New York’s nuclear “bailout” faces court challenges and questions from lawmakers

Published 4:42 pm Thursday, May 18, 2017

ALBANY — The Cuomo administration’s effort to drive subsidies to three upstate nuclear-power plants is being challenged in both the courts and the halls of the statehouse.

Email newsletter signup

The cost of what critics call a “nuclear bailout” is already being reflected in higher utility bills across the state.

The opponents warn the plan will lead to higher costs for taxpayers and consumers as power bills increase for municipalities, school districts, universities and hospitals.

Under the subsidy program, which has been approved by the Public Service Commission, New York utilities are buying power at inflated rates from Exelon, a Chicago company that owns the reactors at Nine Mile Point on the shores of Lake Ontario, James FitzPatrick Nuclear Power Plant in Oswego County and the R.E. Ginna Nuclear Plant in Wayne County.

OPPOSITION FORCES

Legislation to derail the program is pending in both houses of the State Legislature, though the fate of the measure is unclear.

Meanwhile, lawsuits challenging the subsidy have been filed against the state by a group of owners of gas-fired power plants.

The group contends the subsidy is illegal because it interferes with the federal government’s ability to regulate energy prices.

On a separate but related front, Hudson River Sloop Clearwater, an environmental group, is challenging the arrangement in state court.

It contends state regulators failed to follow proper procedures in approving the subsidy last year and that ratepayers will be left facing “unreasonable and unjust” costs.

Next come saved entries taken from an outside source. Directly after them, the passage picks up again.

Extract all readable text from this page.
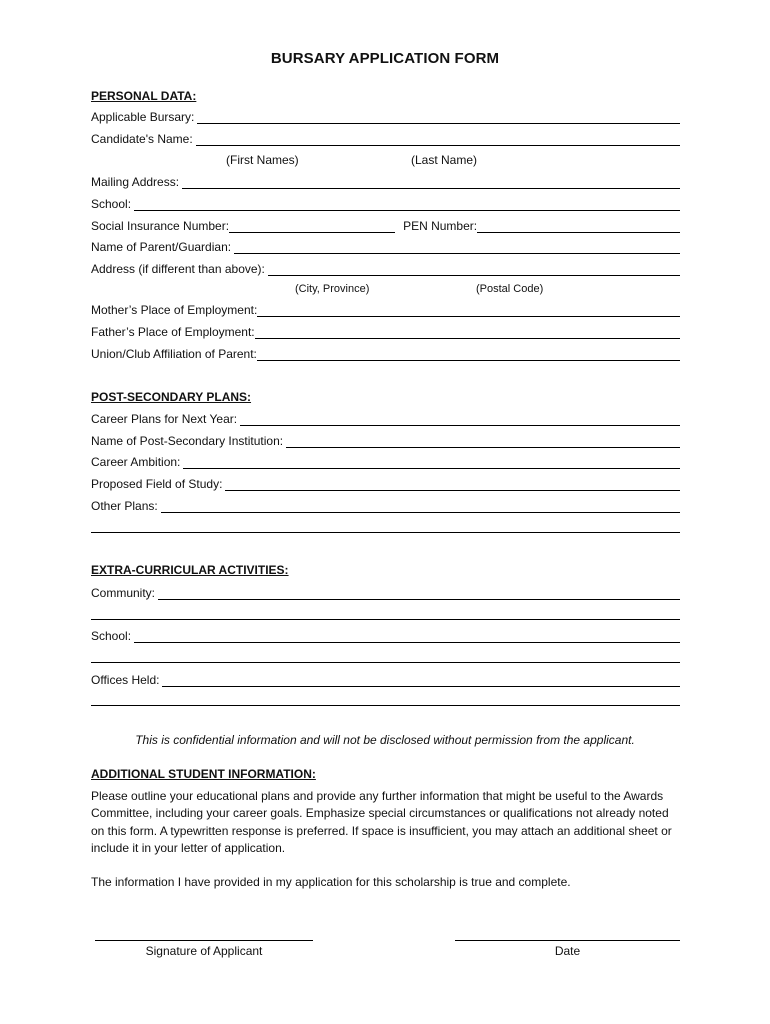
BURSARY APPLICATION FORM
PERSONAL DATA:
Applicable Bursary:
Candidate's Name:
(First Names)	(Last Name)
Mailing Address:
School:
Social Insurance Number:	PEN Number:
Name of Parent/Guardian:
Address (if different than above):
(City, Province)	(Postal Code)
Mother’s Place of Employment:
Father’s Place of Employment:
Union/Club Affiliation of Parent:
POST-SECONDARY PLANS:
Career Plans for Next Year:
Name of Post-Secondary Institution:
Career Ambition:
Proposed Field of Study:
Other Plans:
EXTRA-CURRICULAR ACTIVITIES:
Community:
School:
Offices Held:
This is confidential information and will not be disclosed without permission from the applicant.
ADDITIONAL STUDENT INFORMATION:
Please outline your educational plans and provide any further information that might be useful to the Awards Committee, including your career goals. Emphasize special circumstances or qualifications not already noted on this form. A typewritten response is preferred. If space is insufficient, you may attach an additional sheet or include it in your letter of application.
The information I have provided in my application for this scholarship is true and complete.
Signature of Applicant	Date
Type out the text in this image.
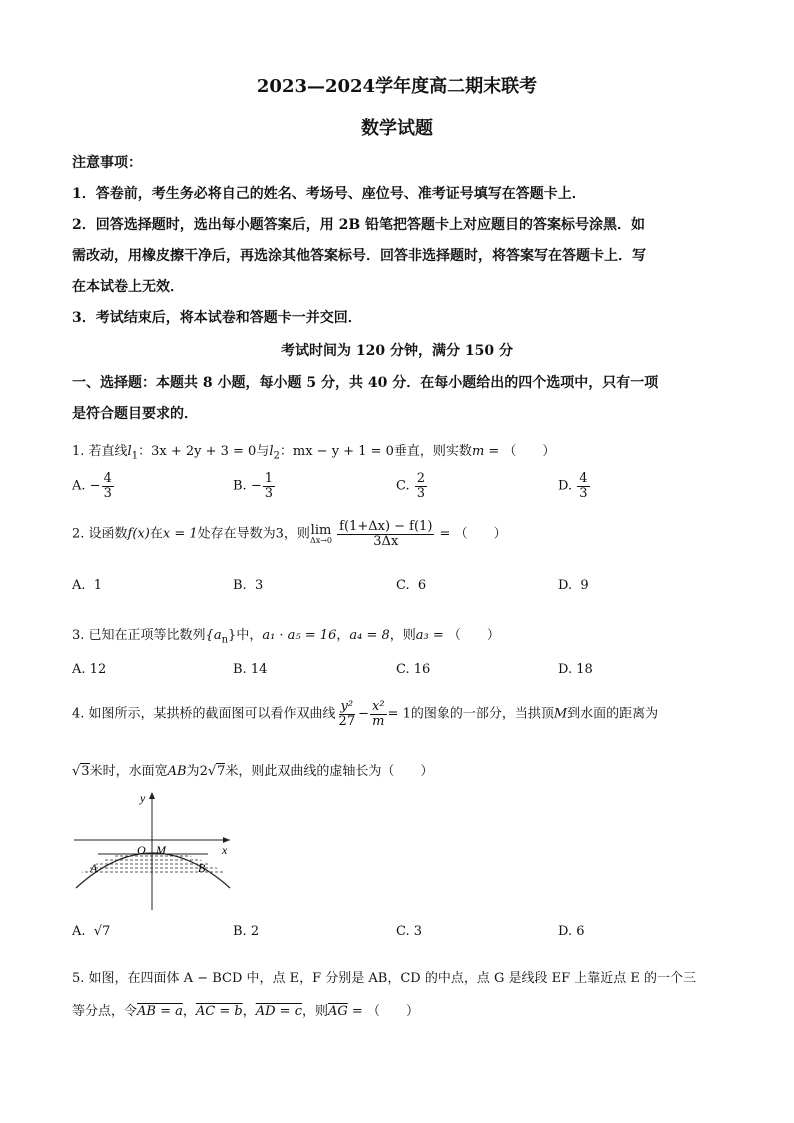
2023—2024学年度高二期末联考
数学试题
注意事项：
1．答卷前，考生务必将自己的姓名、考场号、座位号、准考证号填写在答题卡上．
2．回答选择题时，选出每小题答案后，用 2B 铅笔把答题卡上对应题目的答案标号涂黑．如
需改动，用橡皮擦干净后，再选涂其他答案标号．回答非选择题时，将答案写在答题卡上．写
在本试卷上无效．
3．考试结束后，将本试卷和答题卡一并交回．
考试时间为 120 分钟，满分 150 分
一、选择题：本题共 8 小题，每小题 5 分，共 40 分．在每小题给出的四个选项中，只有一项
是符合题目要求的．
1. 若直线$l_1$：3x + 2y + 3 = 0与$l_2$：mx − y + 1 = 0垂直，则实数m = （　　）
A. − $\frac{4}{3}$	B. − $\frac{1}{3}$	C. $\frac{2}{3}$	D. $\frac{4}{3}$
2. 设函数f(x)在x = 1处存在导数为3，则 lim
Δx→0
$\frac{f(1+\Delta x) - f(1)}{3\Delta x}$ = （　　）
A. 1	B. 3	C. 6	D. 9
3. 已知在正项等比数列$\{a_n\}$中，a₁ · a₅ = 16，a₄ = 8，则a₃ = （　　）
A. 12	B. 14	C. 16	D. 18
4. 如图所示，某拱桥的截面图可以看作双曲线 $\frac{\text{y²}}{27} - \frac{\text{x²}}{m} = 1$的图象的一部分，当拱顶M到水面的距离为
√3米时，水面宽AB为2√7米，则此双曲线的虚轴长为（　　）
y
x
O M
A	B
A. √7	B. 2	C. 3	D. 6
5. 如图，在四面体 A − BCD 中，点 E，F 分别是 AB，CD 的中点，点 G 是线段 EF 上靠近点 E 的一个三
等分点，令AB = a，AC = b，AD = c，则$\overline{AG}$ = （　　）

The New York Public Interest Research Group, a consumer watchdog, has joined Clearwater’s court action. Its legislative director, Blair Horner, said court arguments in both lawsuits are expected to be heard within the next several weeks.

Horner noted several lawmakers have concerns that they were left out of the loop when Gov. Andrew Cuomo pushed through a subsidy that is expected to cost billions of dollars.

“It’s sort of astonishing to them that they were cut out of the process,” he said.

 

ALTERNATIVE-ENERGY GOALS

State regulators approved the subsidy as part of Cuomo’s goal of having New York trim its dependence on energy produced from fossil fuels and get at least 50 percent of its power from renewable sources by 2030.

At a legislative hearing this month, the plan — known as the Clean Energy Standard — was vigorously defended by Greg Sayre, acting chair of the state Public Service Commission, and John Rhodes, president of the New York Energy Research and Development Authority.

Sayre called Cuomo’s plan “the right approach for fighting climate change in a responsible and cost-effective manner.”

 

‘HUGE IMPOSITION’

Left unconvinced of the need for having utilities pay higher rates for power so the Exelon plants can stay profitable, Assembly Environmental Committee Chairman Steven Englebright, D-Long Island, called the arrangement “a huge imposition on the ratepayers of the state.”

The added impact on monthly electricity bills of residential customers comes to about $2 a month, on average.

The subsidy, by helping the plants stay open, preserves some 2,000 jobs in New York, a point emphasized by leaders of the International Brotherhood of Electrical Workers.

The union has praised Cuomo for going to bat for the nuclear plants.

Ted Skerpon, chairman of IBEW Utility Labor Council, said in an interview that those making the case that the power being produced by the nuclear plants could be quickly replaced by expanding solar and wind energy production are mistaken and exaggerate the costs of the nuclear subsidy.

“The costs would be double, if not more, if these plants go away,” he said of Exelon’s upstate nuclear facilities.

“It would cripple our economy.”

One of the allies of the IBEW workers, State Sen. Betty Little, R-Queensbury, said she sees the state’s effort to keep the upstate nuclear plants running as necessary.

“Wind and solar are great, but they can’t produce anywhere near the power you get from a nuclear plant,” Little said.

Closure of the plants would also have detrimental impacts on the tax base of local school districts and municipalities, she said, and put hundreds of people on the unemployment line.

 

DEMONSTRATION

Those fighting the nuclear subsidy have stepped up their campaign to convince Cuomo to pull the plug on it.

Representatives of NYPIRG and other groups opposed to it, calling themselves Stop the Cuomo Tax, staged a demonstration this week outside the governor’s Manhattan office.

“Too many of us have trouble paying our utility bills already, and now Governor Cuomo is raising our rates by almost $8 billion to fund a giant giveaway to Exelon,” one of the protestors, Renata Pumarol, deputy director of New York Communities for Change, said in a statement.